SHARMINI PERIES: Now, Rob, yourself and many other progressive and liberal economists we have on The Real News often say this kind of spending, stimulating the economy, investing in infrastructure are all good things. However, we know that there’s a big deficit attached to this kind of spending as well. Would you stick to that argument now as someone who’s advocated for spending and deficit spending in the past?
ROB JOHNSON: Our recent history has been one of deficient aggregate demand. That’s led to slackness in the labor market, downward pressure on wages, and so forth. In the macroeconomic sense, something that stimulates aggregate demand can contribute to the good, and some of these policies, not so much the privatization, but the tax plan probably qualifies.
The question that you can ask is, is that the best and most stimulative tax plan we could have had, and is the distribution of the benefits going to the already powerful and already wealthy or is it going to the people who have been suffering? I think the tax plan as it sits will have a positive impact, but I don’t think it’s as positive an impact as we could have had if it was more designed with progressive and public goods in mind.

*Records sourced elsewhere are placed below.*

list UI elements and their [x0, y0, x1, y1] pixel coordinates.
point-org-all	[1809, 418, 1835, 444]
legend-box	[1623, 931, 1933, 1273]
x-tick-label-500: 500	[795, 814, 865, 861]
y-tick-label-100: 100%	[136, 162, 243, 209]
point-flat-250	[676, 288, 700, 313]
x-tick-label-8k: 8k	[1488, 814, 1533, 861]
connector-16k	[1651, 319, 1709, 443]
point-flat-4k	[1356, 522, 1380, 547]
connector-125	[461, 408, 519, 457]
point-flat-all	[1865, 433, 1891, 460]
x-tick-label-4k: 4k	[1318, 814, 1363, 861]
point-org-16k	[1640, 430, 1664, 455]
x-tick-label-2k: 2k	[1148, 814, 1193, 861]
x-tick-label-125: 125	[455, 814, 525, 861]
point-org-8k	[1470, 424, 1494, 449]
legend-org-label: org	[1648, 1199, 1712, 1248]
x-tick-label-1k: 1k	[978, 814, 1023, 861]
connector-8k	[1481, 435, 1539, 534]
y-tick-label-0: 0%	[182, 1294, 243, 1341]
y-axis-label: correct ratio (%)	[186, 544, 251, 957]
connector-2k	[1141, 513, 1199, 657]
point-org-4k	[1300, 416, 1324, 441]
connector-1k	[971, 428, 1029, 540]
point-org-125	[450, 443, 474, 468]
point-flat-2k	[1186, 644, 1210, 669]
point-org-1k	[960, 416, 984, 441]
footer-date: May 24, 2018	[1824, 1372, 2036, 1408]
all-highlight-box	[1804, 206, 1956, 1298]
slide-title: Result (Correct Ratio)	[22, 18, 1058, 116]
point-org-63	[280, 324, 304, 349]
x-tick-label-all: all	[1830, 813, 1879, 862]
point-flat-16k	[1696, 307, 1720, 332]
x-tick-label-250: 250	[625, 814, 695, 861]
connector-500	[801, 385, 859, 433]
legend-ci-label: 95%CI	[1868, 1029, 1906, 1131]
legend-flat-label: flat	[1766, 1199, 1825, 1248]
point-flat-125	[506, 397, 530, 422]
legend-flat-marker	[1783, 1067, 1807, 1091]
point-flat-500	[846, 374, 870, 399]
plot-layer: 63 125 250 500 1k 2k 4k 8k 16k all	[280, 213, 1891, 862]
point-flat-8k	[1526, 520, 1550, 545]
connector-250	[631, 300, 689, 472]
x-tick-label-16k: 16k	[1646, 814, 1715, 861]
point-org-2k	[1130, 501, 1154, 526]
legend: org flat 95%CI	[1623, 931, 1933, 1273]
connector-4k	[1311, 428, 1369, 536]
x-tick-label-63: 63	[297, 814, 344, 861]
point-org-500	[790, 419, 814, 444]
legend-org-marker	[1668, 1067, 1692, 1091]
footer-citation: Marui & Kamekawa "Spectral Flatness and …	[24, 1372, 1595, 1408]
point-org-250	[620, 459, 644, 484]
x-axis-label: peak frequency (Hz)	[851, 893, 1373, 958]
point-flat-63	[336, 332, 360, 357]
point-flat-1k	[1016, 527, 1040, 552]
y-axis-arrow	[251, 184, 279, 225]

SHARMINI PERIES: Finally, what effect will this requirement for states and cities to contribute their lion’s share of investment for infrastructure have in terms of geographic inequality in the U.S.? In other words, will larger cities and states, I guess richer states, have greater capacity to do that compared to ones that are not so rich, like Detroit as an example?
ROB JOHNSON: I would say it will exacerbate that inequality. Wealthy places like New York and San Francisco can afford services, and because you’re talking about public-private partnerships, the private sector entities are going to be more enthusiastic about providing these services in affluent areas where people can afford to pay them more.
On the other hand, though, and you have a yin and yang here, wealthy people sometimes don’t like to pay taxes. They understand, because they earn a disproportionate amount of the income and the wealth, that they don’t want the infrastructure. They don’t need it. They live in gated communities. They have private transportation, private communications, and so forth, so they won’t [inaudible 00:10:27] public schools they don’t rely on as much as private schools. You get to a place where these people say, “We don’t want to spend on that,” and they use their financial power to influence politicians to vote it down.
I don’t know which will prevail in different places, but an infrastructure plan that isn’t uniform across the nation, and meeting the needs of a vast majority of people, is probably going to exacerbate the inequality.
SHARMINI PERIES: All right, Rob. As always, very good to have you on The Real News Network, and looking forward to having you back very soon.
ROB JOHNSON: Thanks very much, and I would say remain hopeful.
SHARMINI PERIES: Thank you for joining us here on The Real News Network.